7. Efforcez-vous, mes frères, de penser à la lumière de la vérité, à la lumière de la sagesse ; considérez comme elle est partout présente à tous ; efforcez-vous de penser à la lumière de la vérité, présente à quiconque s’en occupe. Que veut en effet celui qui s’occupe d’elle ? En voulant vivre dans l’injustice, on pèche, et on abandonne la justice. Mais qu’y perd-elle ? On s’attache à elle : qu’est-ce qu’elle y gagne ? En la quittant on la laisse dans son entier ; on la trouve également dans son entier, lorsqu’on y revient. Qu’est-ce donc que la lumière de la justice ? Se lève-t-elle en Orient pour aller en Occident ? Est-il un autre lieu d’où elle vienne, et va-t-elle dans un autre ? Partout n’est-elle pas présente ? Quand un homme est en Occident et qu’il veut vivre d’après ses lois, ne peut-il la voir et l’étudier ? Si par contre il est en Orient et qu’il veuille aussi la suivre, lui fait-elle défaut ? Elle est là comme ailleurs, elle est présente à quiconque vit avec droiture. C’est d’après sa direction que tous apprennent à vivre dans l’équité.
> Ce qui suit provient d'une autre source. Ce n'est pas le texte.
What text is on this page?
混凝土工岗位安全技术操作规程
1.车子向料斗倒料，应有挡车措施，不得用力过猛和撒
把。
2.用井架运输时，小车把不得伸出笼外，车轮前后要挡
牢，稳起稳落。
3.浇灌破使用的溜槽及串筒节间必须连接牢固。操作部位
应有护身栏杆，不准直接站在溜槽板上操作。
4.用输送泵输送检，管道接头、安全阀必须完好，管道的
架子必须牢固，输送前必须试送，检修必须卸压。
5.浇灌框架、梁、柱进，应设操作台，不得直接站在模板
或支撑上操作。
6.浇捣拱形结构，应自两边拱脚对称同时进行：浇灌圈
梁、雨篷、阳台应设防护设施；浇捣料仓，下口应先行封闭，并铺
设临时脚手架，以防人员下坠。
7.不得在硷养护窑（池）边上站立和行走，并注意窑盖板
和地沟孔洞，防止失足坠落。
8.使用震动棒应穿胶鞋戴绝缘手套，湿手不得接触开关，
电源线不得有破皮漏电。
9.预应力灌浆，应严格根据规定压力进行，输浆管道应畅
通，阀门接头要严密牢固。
Mais comme les justes la voient en vivant avec probité, les pécheurs ne la voient pas en vivant dans le mal. L’un est sage parce qu’il la voit, et il la voit pour y conformer ses actes, car s’il ne les dirige point d’après cette règle, il se heurte contre l’erreur de l’iniquité. Mais là aussi il pouvait la voir ; elle n’est donc attachée à aucun lieu, elle est partout. Ainsi en est-il, non-seulement de la justice, mais de la sagesse, de la vérité, de la chasteté. Efforcez-vous de contempler une telle lumière. Vous ne le pouvez ? L’œil de votre intelligence est tremblant ? Purifiez-le et il verra. Mais pour se purifier et voir, qu’il croie ; la foi lui méritera d’être purifié. Si donc vous ne pouvez voir encore, prenez patience, guérissez-vous et votre œil pourra fixer.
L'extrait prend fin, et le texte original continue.